Since the legalisation of cannabis for medical use in America and a number of other countries, more and more people are turning to cannabis to treat symptoms of PTSD.
A new UCL study, however, reports that more research is needed to determine whether it should be routine clinical practise to prescribe it as a treatment for PTSD.
The systematic review, published in the Journal of Dual Diagnosis, found that the active components of cannabis, called cannabinoids, may hold promise as a treatment for PTSD, particularly for reducing nightmares and helping people sleep.
Potential of cannabis to treat PTSD
The study’s lead author, Dr Chandni Hindocha (UCL Clinical Psychopharmacology Unit), said: “There has been a recent surge of interest in the use of cannabinoids to treat PTSD, particularly from military veterans, many of whom are already self-medicating or obtaining prescriptions in some American states.
“The lack of evidence supporting cannabis as a PTSD treatment is striking given the vast interest in it, and the large unmet need for better PTSD treatments”.
Both THC and CBD may be helpful at treating PTSD as they can change how the brain processes memories by acting on the brain’s in-built endocannabinoid system, which also regulates other brain functions that are affected by PTSD.
The researchers say there are still many unanswered questions about the safety and efficacy of cannabis-based medications for PTSD, and potential long-term effects such as addiction or a risk of psychosis.
The existing evidence shows promise, however, as some studies showed that cannabis products appeared to reduce PTSD symptoms such as insomnia and nightmares.
More research is needed
The study’s senior author, Dr Michael Bloomfield of UCL Psychiatry and the Traumatic Stress Clinic, St Pancras Hospital, said: “Based on the evidence, we cannot yet make any clinical recommendations about using cannabinoids to treat PTSD. Current prescribing of cannabinoids for PTSD is not backed up by high quality evidence, but the findings certainly highlight the need for more research, particularly long-term clinical trials.
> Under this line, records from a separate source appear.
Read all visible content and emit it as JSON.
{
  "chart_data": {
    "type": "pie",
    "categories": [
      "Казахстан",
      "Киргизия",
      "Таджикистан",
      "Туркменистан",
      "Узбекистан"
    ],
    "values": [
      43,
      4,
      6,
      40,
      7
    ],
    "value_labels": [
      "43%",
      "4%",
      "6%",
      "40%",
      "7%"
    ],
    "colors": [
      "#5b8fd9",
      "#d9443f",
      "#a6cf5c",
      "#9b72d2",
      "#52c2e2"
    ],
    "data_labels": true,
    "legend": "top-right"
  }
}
“Many of these studies have been conducted in military veterans, but we also need to be looking at other groups, as PTSD can vary depending on the nature of the trauma so different approaches may benefit different groups”.
Dr Hindocha added: “Unfortunately, medicinal uses of cannabis have historically been difficult to study due to legal restrictions, so it could take a long time before there is enough evidence to support clinical recommendations. New approaches are needed to make the most of existing evidence in the meantime.”
What is PTSD?
PTSD can be a debilitating condition and currently impact around 1% of the UK population, typically consisting of re-experiencing a traumatic event through intrusive memories, flashbacks or nightmares, and often involves hyper-reactivity (a state of constant vigilance) and insomnia.
The study was conducted by researchers at UCL and the University of Amsterdam and was supported by the National Institute for Health Research UCLH Biomedical Research Centre.